The project also contains a “pom.xml” file. This is the main file of all the Maven projects. This file will contain all the external dependencies information about our project. As we have created a Spark project this file contains the “spark-core” and “spark-SQL” libraries. Maven will automatically download these references from Maven global repository and save it to a local folder. In future projects, it will refer to local reference only.
For our first project, it takes some more time to install all the dependencies in our local system. After some time, our new project will be ready. Now we can create a new Scala Object under the “sample” package. Java is a package-based application. Scala also follows the same tradition.
Please give a valid name to our new Scala object. Please choose “Kind” as “Object”
I have downloaded the Pincode data from the Indian government official
website for evaluation purposes and saved it to our default data folder. You must save data using this folder structure.
We can add the below source code to our “indianpincode” object file.
indianpincode.scala
- package sample
- import org.apache.spark.sql.SparkSession
- object indianpincode {
- def main(arg: Array[String]): Unit = {
- val sparkSession: SparkSession = SparkSession.builder.master("local").appName("Scala Spark Example").getOrCreate()

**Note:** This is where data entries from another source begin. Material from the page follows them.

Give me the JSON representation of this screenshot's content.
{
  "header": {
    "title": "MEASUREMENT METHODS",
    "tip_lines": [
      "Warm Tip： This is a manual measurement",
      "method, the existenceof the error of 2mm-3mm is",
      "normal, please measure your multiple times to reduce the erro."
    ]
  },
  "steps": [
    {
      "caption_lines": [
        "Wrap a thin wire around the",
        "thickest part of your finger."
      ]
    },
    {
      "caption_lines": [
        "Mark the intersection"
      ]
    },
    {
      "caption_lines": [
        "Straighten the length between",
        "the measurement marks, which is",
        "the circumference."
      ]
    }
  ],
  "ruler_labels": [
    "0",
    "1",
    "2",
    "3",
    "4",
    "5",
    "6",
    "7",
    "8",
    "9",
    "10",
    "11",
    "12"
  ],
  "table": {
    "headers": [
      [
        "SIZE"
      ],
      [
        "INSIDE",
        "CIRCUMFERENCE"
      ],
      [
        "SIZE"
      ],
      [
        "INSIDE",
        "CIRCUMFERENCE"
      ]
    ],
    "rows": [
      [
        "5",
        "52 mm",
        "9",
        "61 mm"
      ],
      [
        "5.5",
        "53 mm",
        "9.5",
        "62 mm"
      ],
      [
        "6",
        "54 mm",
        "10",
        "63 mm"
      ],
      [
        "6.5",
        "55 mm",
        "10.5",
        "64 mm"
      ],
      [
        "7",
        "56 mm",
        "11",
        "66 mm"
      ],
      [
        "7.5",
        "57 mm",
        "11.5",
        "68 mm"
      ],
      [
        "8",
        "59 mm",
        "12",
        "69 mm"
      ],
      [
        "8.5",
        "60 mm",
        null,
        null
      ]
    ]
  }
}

- val csvPO = sparkSession.read.option("inferSchema", true).option("header", true).
- csv("all_india_PO.csv")
- csvPO.createOrReplaceTempView("tabPO")
- val count = sparkSession.sql("select * from tabPO").count()
- print(count)
- }
- }
In this code, we have imported “org.apache.spark.sql.SparkSession” library. SparkSession will help us to create a spark session in the runtime and we can execute all Spark-related queries in our project easily.